ACOs Will Cover 130 Million Patients by 2017

Over the next 2 years, the number of patients receiving care from an accountable care organization is expected to increase by more than 200%, according to a new report.

Over the next 2 years, the number of patients receiving care from an accountable care organization (ACO) is expected to increase by more than 200%, according to a new report.

Research from Parks Associates projects that recent business and regulatory changes in healthcare will drive up the number of people being treated by ACOs from 40 million in 2015 to more than 130 million patients by 2017.

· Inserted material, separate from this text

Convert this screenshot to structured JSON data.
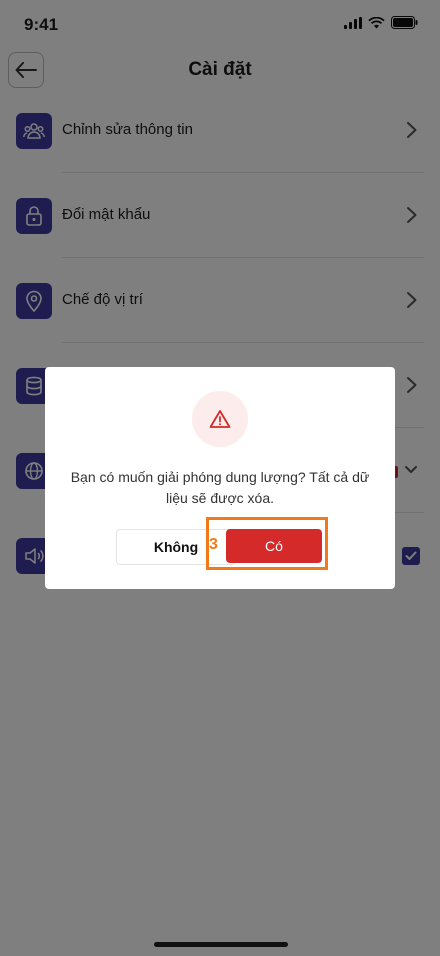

“Reforms to the healthcare financial model tie compensation to care outcomes, and ACOs, built on the coordinated care model, align well with this new emphasis," Harry Wang, director of Health & Mobile Product Research at Parks Associates, said in a statement.

The number of patients may seem high because Parks Associates defines an ACO in the broadest sense and includes Medicare ACOs, private-sector patient-centered medical home practices, and healthcare providers accepting a pay-for-performance arrangement.

Although the pace of ACO adoption has been slower in the past than initially anticipated, it seems the industry expects that to change. At the end of 2013, a Premiere Inc. survey of senior executives revealed that hospital participating in ACOs was projected to double in 2014 alone.

At the time, 18% said their hospitals were currently participating in an ACO, and roughly half suggested their hospitals would participate in an ACO by the end of 2014. Overall, 76.5% of respondents said their hospital does or will participate in an ACO.

In 2014, ACOs are expected to generate nearly $1 billion in care management revenues, according to the Parks Associates projection.

“Health and technology providers should focus on providing end-to-end scalable solutions that offer financial benefits to purchasers while showing value to patients as individuals by enabling them to live their life to the fullest, thus encouraging strong consumer engagement,” Sandra Elliott, director of Consumer Technology and Service Development at Meridian Health, said in a statement.